I make my green smoothie every weekday as part of a balanced breakfast. Fruit, vegetables, dairy, protein. I made a post about the green smoothie back in April but I am updating the information because I have gotten into a good groove. I wanted to share that with you all.
- 1 cup of milk (or 1/2 cup water, 1/2 cup milk) goes in first. There are measuring lines on my blender so I don’t need my measuring cup for this. I use almond milk. The original recipe called for unsweetened almond milk. You can use 1 cup of only water but the smoothie turns out awfully runny.
- 1/2 cup of yogurt. I use a large spoon (the kind I would eat with) and take 2 heaping spoonfuls of the yogurt.
- 1 TBSP of peanut butter. I use the same spoon for the yogurt – just 1 spoonful though.

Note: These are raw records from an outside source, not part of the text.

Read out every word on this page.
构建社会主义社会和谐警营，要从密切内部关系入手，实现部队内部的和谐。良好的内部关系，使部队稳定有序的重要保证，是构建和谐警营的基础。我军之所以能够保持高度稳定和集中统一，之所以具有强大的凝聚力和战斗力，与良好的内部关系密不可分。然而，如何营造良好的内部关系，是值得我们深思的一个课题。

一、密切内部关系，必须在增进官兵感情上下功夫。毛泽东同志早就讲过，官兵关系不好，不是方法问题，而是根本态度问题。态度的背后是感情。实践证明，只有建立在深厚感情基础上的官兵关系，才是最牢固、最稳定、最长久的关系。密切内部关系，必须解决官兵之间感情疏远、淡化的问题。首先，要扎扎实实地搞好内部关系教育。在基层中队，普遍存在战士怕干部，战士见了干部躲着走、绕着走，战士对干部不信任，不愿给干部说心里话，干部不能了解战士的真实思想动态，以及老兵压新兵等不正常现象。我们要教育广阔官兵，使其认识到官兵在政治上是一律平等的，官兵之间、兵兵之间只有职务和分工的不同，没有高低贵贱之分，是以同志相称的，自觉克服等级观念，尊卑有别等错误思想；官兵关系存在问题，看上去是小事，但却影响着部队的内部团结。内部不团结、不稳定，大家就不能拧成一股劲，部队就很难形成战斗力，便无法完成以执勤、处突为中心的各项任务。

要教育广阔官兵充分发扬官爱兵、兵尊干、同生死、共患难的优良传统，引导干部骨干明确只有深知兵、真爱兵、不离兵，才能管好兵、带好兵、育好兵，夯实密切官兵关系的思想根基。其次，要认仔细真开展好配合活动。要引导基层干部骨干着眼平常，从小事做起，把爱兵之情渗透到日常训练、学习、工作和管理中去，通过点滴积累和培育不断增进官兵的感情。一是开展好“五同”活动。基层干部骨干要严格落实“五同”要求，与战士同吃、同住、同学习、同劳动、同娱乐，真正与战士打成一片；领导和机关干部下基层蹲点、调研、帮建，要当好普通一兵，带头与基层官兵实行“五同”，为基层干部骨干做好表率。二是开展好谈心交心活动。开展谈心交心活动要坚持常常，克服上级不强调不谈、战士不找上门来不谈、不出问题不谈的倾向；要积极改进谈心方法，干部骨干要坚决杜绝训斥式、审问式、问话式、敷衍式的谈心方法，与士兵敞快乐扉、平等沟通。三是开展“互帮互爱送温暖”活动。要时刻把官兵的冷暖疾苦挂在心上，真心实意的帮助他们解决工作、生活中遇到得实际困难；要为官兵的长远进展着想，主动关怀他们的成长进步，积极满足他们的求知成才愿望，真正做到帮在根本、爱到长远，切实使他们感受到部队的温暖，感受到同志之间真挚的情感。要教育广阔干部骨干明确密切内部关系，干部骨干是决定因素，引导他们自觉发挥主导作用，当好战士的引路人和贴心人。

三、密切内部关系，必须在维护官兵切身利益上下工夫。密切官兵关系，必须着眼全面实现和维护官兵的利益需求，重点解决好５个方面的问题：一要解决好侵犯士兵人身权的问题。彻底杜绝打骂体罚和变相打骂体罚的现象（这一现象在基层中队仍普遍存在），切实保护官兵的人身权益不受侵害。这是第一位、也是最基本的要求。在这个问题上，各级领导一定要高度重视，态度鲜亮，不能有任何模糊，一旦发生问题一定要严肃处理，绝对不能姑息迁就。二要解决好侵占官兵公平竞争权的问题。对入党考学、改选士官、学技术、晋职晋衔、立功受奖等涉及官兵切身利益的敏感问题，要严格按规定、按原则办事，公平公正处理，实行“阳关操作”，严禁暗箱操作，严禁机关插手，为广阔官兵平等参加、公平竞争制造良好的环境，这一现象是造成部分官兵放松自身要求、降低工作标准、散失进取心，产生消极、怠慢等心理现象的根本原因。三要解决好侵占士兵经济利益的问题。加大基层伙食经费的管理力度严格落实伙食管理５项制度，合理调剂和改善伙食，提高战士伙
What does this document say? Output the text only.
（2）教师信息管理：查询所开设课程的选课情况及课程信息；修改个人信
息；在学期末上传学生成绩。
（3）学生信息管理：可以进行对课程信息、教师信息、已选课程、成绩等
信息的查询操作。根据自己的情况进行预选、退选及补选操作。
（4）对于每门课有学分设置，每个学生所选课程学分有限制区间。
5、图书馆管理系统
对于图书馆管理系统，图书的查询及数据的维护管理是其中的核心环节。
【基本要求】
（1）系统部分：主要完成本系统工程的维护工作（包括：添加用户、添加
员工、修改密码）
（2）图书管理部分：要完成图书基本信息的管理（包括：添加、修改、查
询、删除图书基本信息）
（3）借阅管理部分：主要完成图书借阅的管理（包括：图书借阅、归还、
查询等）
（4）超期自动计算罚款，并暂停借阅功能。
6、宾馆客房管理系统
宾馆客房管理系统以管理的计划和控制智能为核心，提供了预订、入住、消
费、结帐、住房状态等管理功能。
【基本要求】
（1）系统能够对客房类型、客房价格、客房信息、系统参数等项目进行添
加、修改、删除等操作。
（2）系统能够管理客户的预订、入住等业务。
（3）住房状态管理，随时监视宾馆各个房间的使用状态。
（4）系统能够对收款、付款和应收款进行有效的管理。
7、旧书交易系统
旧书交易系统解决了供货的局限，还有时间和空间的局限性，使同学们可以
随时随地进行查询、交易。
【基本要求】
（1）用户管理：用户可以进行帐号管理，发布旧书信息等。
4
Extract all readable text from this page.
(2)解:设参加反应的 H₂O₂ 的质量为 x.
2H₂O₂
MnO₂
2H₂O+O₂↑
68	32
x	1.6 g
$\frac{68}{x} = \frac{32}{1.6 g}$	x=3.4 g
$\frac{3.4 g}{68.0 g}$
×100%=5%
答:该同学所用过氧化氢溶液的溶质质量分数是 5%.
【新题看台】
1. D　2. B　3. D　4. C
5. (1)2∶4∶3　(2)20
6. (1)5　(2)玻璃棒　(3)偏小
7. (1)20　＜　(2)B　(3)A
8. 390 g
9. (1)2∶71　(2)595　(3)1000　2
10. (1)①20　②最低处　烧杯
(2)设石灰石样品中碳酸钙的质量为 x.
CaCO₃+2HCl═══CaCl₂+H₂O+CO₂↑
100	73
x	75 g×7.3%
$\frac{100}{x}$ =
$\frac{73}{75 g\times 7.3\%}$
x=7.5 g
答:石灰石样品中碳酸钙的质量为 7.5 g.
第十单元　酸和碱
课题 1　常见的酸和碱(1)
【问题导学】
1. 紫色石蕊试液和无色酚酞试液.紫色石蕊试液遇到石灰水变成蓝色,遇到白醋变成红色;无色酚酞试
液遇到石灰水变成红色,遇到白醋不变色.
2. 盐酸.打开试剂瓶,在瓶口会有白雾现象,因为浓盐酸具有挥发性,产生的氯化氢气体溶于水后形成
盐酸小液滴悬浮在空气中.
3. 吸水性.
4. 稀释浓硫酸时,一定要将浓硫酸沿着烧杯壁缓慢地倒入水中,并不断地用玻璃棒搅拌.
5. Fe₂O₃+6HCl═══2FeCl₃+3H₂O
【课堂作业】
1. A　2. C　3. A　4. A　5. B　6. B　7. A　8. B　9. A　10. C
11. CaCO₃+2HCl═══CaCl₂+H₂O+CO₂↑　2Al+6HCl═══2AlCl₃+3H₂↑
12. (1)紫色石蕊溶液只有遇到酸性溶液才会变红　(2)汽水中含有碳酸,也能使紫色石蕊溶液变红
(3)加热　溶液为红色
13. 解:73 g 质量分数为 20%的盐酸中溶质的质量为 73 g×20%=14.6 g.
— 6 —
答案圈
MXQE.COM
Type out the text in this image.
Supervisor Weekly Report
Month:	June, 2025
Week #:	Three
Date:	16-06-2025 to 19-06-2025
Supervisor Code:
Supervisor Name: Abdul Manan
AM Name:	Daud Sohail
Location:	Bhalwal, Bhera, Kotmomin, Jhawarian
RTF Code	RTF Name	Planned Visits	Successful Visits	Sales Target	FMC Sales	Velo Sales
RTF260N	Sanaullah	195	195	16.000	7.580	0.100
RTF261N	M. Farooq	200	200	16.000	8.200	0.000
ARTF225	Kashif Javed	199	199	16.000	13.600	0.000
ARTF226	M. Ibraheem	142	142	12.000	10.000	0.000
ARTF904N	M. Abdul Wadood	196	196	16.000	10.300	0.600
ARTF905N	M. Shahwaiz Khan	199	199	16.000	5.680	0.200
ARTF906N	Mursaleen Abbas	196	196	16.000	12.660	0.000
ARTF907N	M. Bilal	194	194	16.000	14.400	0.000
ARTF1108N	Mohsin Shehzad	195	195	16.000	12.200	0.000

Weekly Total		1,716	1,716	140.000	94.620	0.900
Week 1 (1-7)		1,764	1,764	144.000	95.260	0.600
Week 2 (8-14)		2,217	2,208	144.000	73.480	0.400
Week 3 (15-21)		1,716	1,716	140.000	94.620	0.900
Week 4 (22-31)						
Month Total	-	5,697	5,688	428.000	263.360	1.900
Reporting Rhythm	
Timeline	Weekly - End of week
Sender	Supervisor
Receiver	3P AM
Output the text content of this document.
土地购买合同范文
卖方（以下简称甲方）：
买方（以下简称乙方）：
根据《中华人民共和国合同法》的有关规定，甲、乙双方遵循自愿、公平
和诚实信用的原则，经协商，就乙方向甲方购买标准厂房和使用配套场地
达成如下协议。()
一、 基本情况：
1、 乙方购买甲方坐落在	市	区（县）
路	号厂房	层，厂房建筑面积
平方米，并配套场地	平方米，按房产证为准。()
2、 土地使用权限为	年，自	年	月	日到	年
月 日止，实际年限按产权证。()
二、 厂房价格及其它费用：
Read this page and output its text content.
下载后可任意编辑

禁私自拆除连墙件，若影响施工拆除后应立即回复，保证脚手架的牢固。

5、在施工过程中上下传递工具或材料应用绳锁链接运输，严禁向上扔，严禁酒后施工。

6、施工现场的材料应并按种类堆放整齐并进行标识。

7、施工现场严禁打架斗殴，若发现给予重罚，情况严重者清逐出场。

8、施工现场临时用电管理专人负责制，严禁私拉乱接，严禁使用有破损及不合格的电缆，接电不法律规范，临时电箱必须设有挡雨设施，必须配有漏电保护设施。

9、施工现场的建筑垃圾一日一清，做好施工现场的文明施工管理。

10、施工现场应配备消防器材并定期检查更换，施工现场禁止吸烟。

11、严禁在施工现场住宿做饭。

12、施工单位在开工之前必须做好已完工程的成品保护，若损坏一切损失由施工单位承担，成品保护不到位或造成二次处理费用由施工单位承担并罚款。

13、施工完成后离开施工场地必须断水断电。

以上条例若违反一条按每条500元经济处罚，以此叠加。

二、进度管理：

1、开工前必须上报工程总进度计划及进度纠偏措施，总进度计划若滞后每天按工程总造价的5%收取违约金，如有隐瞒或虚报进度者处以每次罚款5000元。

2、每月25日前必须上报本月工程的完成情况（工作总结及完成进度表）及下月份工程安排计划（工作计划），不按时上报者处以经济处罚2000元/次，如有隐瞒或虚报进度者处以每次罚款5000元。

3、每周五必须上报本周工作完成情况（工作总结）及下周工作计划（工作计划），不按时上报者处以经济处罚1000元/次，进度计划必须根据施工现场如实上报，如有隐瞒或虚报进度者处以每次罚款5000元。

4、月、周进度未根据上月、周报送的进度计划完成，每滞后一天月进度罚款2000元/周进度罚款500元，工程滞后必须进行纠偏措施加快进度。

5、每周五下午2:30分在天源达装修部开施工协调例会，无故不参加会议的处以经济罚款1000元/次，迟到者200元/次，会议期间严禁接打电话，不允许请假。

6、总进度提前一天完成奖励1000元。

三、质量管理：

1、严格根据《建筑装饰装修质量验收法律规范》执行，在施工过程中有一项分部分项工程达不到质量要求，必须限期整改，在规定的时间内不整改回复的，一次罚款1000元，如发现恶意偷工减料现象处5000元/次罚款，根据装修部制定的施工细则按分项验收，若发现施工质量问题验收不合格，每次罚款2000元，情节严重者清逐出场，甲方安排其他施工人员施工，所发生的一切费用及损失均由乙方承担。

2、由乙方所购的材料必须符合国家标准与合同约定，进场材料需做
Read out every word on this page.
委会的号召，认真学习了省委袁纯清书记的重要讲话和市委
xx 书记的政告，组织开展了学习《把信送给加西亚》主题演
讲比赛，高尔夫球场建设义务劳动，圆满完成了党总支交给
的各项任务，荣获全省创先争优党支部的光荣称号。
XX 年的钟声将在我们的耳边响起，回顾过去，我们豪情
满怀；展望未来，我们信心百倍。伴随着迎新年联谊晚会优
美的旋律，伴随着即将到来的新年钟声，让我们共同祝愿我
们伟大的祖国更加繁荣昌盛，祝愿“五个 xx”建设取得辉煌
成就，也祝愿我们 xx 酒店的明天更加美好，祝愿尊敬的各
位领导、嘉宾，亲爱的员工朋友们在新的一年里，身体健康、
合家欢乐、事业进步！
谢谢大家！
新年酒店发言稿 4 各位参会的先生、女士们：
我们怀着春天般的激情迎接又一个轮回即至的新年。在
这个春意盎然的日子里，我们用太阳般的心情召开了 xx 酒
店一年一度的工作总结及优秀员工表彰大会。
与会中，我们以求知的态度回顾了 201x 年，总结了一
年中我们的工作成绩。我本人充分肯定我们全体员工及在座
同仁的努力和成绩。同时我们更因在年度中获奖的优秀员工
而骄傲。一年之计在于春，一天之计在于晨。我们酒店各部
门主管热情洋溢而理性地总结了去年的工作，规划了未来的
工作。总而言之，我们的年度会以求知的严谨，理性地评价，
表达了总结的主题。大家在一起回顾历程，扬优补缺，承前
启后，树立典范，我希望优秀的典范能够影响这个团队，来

- 1 frozen banana. I freeze the bananas peeled, but not cut up. When frozen in a freezer-safe bag, I am able to break the frozen banana into many small pieces with my fingers as I put it into the blender.
- 2 cups of green leafy vegetable. I use spinach, and I take 2 very large handfuls (fills my blender to the top.) I have tried kale as well – it was tougher to blend up and little pieces remained with my old blender.
I turn the blender on and while it runs I put away all my ingredients and materials.
Still delicious and very nutritious. Again, you don’t taste the spinach but it does turn the smoothie a lovely green color. I taste the peanut butter and the banana. I like that taste so I’m okay with that!
One last note… It is important to rinse your blender after using it, if you can’t wash it right away.